A series of unremarkable black and white pictures pass by with the exception of two with one showing a blank spot in a heavily decorated wall in the tomb of Ramses IX, (?), clearly the author is referring to the tomb of Ramesses VI and explained as the possible entrance way Carter had used to enter the tomb of Tutankhamun and remove the treasure through. Very interesting with all consideration that the tomb of Ramses IX and Ramesses VI are two of the most visited and accessible tombs in the valley, it would appear to me to be a no go.


Mr. O'Farrell would like me to believe that the years from 1914 to the official discovery of the tomb of Tutankhamun in 1922 no one noticed the broken wall with a corridor in Ramesses VI's tomb leading to the boy king's tomb much less Carter, Carnarvon, and El-Rassul hauling out treasure from one of the valleys biggest attractions.


The author now suggests that when Carter entered the tomb via a wall in the burial chamber that at the time of his entry in 1914 that the burial chamber had no wall enclosing it from the antechamber and that the antechamber was on the same level. We are told that Carter and his men rearranged the heavy, cumbersome shrines so that they would be in the wrong direction and lead people not to notice the real entrance which he had entered.


Carter and his men furthermore carved the "entrance"corridor and stairs, (from inside the tomb)and hid the dietrus under the floor of the antechamber raising it to be four feet above the burial chamber, I am not sure if that was with the stuff in the antechamber, or if they removed the stuff in the antechamber and the stuffed the rubble under, then built the partition wall which Carter painted. The idea of the shrines being moved at all was not possible in the cramped space allotted for them in the tomb which required part of a limestone wall to be cut off in order to admit the larger sides of the shrines in antiquity.
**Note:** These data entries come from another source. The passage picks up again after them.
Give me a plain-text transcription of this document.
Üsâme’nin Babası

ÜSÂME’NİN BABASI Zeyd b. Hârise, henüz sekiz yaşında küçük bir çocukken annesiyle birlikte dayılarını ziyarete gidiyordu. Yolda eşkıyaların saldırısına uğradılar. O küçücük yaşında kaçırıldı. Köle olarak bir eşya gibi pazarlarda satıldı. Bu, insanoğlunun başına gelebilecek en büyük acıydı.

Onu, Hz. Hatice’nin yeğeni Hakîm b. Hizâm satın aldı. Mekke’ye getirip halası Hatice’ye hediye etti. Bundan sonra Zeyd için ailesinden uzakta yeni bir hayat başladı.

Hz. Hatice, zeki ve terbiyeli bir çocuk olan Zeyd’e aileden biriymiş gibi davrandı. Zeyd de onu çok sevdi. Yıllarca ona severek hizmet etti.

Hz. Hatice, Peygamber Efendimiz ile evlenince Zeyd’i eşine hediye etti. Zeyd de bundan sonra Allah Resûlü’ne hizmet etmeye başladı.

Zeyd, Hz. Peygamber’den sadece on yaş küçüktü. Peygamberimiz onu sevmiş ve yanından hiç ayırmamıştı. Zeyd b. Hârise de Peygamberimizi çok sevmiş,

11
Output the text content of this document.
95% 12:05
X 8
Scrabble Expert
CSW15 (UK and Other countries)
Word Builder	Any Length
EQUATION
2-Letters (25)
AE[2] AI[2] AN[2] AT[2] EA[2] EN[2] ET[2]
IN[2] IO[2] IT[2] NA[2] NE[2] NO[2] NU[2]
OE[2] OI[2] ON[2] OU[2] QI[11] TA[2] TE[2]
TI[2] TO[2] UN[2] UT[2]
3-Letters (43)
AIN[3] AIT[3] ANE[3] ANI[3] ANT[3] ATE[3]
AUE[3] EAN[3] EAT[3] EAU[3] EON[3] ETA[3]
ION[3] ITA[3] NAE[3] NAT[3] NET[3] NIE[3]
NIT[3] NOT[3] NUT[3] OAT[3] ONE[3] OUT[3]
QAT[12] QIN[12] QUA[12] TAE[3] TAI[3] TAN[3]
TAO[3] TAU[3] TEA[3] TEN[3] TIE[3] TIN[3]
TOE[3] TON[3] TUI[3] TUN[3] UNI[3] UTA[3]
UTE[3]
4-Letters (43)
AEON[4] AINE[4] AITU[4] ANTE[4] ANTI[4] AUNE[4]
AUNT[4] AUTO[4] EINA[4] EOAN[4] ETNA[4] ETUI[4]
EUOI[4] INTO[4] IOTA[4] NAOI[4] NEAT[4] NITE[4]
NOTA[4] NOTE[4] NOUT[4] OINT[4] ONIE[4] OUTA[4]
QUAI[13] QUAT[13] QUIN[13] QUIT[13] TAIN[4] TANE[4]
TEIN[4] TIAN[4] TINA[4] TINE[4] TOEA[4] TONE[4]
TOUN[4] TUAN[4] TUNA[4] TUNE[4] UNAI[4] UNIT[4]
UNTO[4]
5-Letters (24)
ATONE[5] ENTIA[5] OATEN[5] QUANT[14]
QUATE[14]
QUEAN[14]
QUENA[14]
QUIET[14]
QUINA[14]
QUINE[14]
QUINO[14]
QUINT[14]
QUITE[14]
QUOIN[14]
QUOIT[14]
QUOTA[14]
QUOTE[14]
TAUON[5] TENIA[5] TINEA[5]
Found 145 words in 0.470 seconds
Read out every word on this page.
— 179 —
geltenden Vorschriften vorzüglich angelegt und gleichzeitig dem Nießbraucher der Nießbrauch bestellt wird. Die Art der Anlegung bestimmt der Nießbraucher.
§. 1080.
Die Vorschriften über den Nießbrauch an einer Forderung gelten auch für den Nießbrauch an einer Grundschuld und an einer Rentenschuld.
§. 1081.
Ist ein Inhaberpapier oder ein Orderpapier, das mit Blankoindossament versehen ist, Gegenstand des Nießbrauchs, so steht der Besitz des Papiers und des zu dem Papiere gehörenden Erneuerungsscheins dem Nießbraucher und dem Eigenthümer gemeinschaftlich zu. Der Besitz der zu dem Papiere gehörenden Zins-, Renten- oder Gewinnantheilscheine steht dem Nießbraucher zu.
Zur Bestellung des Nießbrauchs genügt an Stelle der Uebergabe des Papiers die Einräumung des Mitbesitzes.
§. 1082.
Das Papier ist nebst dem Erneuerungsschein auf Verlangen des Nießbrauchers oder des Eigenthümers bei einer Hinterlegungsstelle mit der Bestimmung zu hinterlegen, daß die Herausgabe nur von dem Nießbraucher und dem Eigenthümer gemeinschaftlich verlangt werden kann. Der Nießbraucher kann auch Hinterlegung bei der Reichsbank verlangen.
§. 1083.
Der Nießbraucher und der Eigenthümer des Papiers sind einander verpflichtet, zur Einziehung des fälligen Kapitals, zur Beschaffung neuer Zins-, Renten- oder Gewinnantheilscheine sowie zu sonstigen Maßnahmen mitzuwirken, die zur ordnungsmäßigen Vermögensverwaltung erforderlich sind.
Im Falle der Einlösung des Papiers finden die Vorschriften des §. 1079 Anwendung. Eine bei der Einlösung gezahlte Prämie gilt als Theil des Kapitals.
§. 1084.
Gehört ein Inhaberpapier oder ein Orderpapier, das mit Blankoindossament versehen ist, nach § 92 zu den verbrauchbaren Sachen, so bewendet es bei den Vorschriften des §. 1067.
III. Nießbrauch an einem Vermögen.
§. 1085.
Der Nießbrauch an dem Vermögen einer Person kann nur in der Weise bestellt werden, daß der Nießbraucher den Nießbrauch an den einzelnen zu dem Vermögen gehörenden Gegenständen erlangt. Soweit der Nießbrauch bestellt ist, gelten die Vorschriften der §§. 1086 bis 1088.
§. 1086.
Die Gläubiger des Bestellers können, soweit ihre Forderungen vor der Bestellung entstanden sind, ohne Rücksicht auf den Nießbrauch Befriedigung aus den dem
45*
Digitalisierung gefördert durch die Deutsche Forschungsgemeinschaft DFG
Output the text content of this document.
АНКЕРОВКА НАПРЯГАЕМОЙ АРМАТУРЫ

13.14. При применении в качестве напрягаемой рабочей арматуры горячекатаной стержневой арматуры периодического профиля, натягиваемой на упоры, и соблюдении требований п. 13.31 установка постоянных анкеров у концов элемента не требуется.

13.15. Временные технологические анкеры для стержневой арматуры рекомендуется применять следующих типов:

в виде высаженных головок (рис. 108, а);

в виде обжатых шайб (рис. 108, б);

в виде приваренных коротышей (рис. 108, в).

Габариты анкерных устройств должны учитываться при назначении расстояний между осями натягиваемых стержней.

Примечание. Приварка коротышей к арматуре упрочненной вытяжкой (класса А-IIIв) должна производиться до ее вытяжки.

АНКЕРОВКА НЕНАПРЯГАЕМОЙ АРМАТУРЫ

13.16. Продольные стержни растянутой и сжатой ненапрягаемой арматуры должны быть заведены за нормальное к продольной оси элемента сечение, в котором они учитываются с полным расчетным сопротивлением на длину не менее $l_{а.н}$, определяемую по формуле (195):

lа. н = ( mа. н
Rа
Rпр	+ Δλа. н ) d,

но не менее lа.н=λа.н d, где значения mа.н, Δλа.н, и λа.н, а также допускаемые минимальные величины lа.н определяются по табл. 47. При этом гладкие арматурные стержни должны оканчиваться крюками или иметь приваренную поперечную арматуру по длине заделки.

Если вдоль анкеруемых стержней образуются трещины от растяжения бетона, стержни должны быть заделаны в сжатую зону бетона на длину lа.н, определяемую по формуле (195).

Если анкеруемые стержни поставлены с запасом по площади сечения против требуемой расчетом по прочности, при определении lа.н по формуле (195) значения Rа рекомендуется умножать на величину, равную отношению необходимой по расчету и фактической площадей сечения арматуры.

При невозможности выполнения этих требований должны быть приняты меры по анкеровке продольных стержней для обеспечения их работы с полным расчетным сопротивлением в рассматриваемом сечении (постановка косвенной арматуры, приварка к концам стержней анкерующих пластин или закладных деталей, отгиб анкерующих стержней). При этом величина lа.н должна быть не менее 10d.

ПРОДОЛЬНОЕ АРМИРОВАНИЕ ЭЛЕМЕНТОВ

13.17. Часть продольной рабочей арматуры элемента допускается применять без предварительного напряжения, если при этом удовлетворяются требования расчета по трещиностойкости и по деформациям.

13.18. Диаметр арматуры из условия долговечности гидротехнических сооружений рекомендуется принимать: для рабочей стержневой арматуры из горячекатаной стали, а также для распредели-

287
This lack of space was further displayed when it came time to remove the sides of the outer shrine which could not be removed from the burial chamber until the interior shrines were first removed only then was there enough room to maneuver the outer panels out.


I get it Howard Carter was not likable but apparently he knew a horrible, horrible secret from papyrus' hidden in the skirts of the sentinel figures of Tutankhamun from the antechamber. Unfortunately, for the author, there is nothing to be seen up the king's kilt, of such receptacles for papyrus' as the author claims?


The authors theories become more and more bizarre with the knowledge of what is in the two papyrus' results in a whole series of murders starting with Lord Carnarvon. Mr. O'Farrell believes the papyrus' told of secrets about the biblical "exodus" and who Tutankhamun actually was, a reason the author believes that Carter had removed the original stone or gold sarcophagus lid and replaced with the present broken granite lid because it had Tut's real identity on it.


I have now had enough of this drawl to count this as one of the most loosely hinged fantasy's and worst most unrealistic depictions of the story of Tutankhamun's tomb and something else that should be hidden under the floor of the antechamber. This is one of those books which needlessly stole part of my life and is on its way to the recycling bin.